Little is known about the last years of Cecily's life, or about her life in her third marriage. Mary Anne Everett Green writes that after her marriage to Thomas Kyme, the princess did not live in luxury and did not receive any help from the king: the only funds associated with Cecily were allocated by Henry VII on 11 December 1506 to John Gysell for a trip to her. At the same time, in 1506, the King's mother, Lady Margaret Beaufort, reserved a room for Cecily at Croydon Mansion and later paid part of the cost of the princess's funeral.

Cecily died on 24 August 1507. The place of her death is not exactly determined. According to one version, she died on the Isle of Wight and was buried in the local Quarr Abbey; according to this version, the monument on the grave of the princess was destroyed during the reign of her nephew Henry VIII during the Dissolution of the monasteries, and no description of the monument has survived.

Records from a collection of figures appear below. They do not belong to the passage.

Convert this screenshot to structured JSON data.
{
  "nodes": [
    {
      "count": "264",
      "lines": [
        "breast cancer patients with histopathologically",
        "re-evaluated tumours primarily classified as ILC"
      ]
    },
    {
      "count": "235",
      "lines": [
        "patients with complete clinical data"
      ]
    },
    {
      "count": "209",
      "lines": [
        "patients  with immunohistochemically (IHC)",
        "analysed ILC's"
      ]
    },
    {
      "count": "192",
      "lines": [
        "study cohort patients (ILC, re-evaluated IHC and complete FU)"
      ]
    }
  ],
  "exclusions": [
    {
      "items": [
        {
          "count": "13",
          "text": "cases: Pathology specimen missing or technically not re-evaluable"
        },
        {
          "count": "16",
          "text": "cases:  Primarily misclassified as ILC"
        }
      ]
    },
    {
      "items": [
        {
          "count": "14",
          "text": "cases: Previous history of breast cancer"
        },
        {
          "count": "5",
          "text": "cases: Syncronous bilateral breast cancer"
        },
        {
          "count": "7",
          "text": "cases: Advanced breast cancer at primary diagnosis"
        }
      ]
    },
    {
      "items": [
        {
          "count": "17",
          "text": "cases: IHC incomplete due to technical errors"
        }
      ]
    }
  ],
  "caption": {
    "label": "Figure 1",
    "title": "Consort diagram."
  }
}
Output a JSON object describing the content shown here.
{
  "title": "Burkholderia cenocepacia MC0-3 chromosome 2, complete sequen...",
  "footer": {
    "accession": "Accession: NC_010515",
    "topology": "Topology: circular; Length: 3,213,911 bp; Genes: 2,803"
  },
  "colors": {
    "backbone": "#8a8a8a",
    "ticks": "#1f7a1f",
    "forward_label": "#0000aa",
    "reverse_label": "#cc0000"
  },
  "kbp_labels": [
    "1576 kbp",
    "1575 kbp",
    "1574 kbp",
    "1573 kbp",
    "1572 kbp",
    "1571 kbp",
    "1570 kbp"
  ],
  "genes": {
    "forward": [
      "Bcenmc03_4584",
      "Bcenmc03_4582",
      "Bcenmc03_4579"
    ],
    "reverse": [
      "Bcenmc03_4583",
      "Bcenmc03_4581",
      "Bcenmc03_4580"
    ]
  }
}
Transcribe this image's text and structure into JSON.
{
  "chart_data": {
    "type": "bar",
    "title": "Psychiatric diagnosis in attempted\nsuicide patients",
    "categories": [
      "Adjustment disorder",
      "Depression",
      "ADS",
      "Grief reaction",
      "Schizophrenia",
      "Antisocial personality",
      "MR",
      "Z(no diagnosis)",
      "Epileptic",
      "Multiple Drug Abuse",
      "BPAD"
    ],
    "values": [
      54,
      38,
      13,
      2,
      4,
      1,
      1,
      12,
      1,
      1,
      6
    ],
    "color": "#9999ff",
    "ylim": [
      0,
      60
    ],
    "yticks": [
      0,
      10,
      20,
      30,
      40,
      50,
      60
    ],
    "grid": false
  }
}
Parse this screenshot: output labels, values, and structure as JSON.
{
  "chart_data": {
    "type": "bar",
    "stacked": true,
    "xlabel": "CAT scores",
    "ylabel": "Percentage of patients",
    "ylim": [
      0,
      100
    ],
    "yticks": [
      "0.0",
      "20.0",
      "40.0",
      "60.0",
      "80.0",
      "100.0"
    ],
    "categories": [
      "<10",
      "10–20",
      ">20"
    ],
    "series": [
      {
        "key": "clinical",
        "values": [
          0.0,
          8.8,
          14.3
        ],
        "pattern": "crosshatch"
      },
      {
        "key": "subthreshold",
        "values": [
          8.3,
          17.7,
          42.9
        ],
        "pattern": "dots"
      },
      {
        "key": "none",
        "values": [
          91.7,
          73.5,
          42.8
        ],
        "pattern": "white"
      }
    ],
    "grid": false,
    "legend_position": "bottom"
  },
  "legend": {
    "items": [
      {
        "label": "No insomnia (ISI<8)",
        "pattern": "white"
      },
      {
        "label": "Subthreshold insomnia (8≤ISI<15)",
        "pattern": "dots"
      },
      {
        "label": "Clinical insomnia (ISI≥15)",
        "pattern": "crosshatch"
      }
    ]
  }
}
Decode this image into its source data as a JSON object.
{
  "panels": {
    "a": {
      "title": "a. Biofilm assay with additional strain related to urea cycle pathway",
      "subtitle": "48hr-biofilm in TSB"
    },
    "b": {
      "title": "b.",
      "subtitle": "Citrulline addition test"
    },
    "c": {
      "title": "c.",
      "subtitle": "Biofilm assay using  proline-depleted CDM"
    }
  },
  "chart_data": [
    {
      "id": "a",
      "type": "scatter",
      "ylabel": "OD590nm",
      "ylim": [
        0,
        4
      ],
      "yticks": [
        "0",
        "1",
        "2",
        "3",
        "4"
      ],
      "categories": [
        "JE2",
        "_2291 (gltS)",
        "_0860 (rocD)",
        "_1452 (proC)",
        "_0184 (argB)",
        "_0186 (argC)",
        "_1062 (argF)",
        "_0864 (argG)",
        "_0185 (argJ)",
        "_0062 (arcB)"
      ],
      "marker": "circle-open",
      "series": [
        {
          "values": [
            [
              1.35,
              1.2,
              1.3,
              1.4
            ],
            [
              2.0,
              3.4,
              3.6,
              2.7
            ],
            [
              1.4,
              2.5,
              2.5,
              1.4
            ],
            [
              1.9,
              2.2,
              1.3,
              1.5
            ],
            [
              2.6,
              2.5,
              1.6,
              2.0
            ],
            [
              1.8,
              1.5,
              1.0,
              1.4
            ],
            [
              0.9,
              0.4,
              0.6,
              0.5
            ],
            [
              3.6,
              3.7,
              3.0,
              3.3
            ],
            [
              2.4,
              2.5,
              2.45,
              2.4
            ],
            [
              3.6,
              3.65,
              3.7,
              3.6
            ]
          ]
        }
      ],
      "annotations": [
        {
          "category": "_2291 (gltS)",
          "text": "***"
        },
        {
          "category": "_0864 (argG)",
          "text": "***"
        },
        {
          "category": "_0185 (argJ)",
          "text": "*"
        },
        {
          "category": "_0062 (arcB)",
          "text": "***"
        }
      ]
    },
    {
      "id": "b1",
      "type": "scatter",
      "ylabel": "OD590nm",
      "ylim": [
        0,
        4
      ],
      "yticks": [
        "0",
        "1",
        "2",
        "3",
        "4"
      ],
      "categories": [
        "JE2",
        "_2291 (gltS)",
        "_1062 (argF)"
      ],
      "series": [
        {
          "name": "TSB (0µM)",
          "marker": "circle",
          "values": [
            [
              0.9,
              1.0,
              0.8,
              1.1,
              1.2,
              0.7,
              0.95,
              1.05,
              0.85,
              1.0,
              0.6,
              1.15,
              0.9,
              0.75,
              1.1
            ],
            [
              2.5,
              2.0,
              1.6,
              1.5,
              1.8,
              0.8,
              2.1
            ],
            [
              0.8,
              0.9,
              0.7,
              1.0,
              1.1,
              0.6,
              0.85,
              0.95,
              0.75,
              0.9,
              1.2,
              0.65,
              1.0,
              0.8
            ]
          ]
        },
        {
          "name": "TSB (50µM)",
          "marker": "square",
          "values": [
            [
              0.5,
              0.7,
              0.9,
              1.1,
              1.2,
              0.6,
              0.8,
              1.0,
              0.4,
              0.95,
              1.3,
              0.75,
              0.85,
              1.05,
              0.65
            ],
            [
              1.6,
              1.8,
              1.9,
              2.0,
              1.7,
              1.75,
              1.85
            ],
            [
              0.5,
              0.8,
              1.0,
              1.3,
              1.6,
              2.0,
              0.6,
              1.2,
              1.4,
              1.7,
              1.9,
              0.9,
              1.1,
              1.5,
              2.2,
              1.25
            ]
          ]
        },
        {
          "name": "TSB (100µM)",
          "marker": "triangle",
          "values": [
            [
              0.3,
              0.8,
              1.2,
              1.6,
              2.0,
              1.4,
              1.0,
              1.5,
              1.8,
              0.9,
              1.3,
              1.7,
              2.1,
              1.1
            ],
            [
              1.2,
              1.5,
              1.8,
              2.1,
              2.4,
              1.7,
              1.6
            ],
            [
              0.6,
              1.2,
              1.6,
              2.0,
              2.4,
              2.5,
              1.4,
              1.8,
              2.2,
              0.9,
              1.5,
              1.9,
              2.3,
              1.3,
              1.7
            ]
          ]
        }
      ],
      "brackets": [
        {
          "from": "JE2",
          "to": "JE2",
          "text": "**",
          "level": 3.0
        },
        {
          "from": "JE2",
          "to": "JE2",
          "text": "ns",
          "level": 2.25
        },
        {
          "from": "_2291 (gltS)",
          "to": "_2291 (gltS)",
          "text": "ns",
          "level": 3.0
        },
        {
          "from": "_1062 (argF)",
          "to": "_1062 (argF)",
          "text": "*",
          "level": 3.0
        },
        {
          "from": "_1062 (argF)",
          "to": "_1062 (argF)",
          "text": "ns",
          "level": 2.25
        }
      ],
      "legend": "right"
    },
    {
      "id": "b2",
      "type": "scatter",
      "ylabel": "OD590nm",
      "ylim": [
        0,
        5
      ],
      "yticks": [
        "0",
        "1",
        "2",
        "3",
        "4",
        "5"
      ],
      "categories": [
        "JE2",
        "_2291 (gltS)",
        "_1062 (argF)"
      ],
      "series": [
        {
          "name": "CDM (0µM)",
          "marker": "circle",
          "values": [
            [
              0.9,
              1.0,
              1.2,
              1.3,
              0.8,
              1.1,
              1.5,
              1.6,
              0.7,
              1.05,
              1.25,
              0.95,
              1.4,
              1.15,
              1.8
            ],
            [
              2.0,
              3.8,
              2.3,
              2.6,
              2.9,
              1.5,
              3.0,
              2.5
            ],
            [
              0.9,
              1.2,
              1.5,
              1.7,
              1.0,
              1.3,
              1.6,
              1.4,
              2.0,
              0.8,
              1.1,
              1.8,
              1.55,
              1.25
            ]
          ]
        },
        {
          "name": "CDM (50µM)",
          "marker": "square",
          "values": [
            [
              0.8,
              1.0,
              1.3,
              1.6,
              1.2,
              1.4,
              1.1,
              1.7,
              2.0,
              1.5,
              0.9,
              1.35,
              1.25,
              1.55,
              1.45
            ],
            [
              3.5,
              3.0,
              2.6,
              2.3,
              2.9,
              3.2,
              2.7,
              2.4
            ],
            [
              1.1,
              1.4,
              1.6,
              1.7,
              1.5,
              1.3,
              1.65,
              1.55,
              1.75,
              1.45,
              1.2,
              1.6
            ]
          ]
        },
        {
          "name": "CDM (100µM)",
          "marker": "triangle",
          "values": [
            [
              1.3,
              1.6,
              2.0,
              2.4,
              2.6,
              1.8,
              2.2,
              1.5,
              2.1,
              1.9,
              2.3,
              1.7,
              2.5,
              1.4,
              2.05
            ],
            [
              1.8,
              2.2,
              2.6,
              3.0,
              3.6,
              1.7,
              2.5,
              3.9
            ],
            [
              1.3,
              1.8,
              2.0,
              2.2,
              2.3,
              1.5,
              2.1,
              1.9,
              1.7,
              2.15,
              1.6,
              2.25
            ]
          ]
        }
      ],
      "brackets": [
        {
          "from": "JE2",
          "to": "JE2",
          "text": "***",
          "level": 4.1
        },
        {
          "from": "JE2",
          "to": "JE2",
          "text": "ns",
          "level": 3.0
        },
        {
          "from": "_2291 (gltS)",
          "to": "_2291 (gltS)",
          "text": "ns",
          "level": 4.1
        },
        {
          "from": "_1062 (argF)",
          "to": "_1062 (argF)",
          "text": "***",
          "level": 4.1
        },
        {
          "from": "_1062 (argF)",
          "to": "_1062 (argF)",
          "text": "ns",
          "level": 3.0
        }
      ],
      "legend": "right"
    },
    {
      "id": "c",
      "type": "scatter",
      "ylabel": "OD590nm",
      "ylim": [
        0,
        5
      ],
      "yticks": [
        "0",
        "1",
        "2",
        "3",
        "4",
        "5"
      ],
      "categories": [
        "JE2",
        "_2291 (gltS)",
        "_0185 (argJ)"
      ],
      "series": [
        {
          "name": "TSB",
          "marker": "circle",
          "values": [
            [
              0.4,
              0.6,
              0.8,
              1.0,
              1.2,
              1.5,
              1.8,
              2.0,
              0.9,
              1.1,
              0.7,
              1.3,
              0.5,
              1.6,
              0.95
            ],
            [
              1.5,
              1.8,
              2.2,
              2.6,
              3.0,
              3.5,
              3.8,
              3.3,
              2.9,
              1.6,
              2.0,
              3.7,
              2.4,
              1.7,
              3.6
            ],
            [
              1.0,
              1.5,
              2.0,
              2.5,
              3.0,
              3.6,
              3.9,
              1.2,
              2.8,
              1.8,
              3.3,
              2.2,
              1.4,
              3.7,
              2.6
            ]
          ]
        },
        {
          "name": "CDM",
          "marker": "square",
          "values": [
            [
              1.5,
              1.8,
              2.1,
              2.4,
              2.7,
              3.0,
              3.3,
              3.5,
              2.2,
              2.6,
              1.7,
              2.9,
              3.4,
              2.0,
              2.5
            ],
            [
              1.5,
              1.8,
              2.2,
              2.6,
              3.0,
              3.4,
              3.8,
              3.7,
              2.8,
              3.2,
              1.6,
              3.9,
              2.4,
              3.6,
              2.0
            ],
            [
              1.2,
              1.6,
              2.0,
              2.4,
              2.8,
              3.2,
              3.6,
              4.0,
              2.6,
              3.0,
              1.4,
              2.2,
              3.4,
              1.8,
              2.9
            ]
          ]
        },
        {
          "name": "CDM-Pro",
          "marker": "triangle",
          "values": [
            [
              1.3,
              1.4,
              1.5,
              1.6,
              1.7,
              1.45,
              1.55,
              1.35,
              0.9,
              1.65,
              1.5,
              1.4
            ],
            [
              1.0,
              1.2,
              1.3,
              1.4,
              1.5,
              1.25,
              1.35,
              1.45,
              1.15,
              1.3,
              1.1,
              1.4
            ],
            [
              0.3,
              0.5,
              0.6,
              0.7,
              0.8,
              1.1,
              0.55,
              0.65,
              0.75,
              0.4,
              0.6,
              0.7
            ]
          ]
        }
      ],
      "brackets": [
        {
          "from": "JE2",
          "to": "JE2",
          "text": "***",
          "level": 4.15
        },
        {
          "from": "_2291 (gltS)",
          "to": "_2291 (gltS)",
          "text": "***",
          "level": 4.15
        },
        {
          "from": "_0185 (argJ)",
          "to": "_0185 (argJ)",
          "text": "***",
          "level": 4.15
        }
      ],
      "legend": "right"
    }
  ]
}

However, Rosemary Horrox disputes this, pointing to evidence from the Beaufort account books that states Cecily died at Hatfield, Hertfordshire, after a three-week sojourn there, and was buried at a place that must have been local, known as "The Friars" (perhaps the friary at Kings Langley, associated with the House of York and where Edmund of Langley, 1st Duke of York, was buried).

==In art==
A stained glass portrait of Cecily, originally from a larger "royal window" depicting Edward IV's family, is now in Glasgow's Burrell Collection. A modern copy has been placed in the much restored original group in the north transept of Canterbury Cathedral, and was also engraved in the book Acta Historica Reginarum Angliæ. These are, along with another window at Great Malvern Priory, Worcestershire, her only surviving memorials.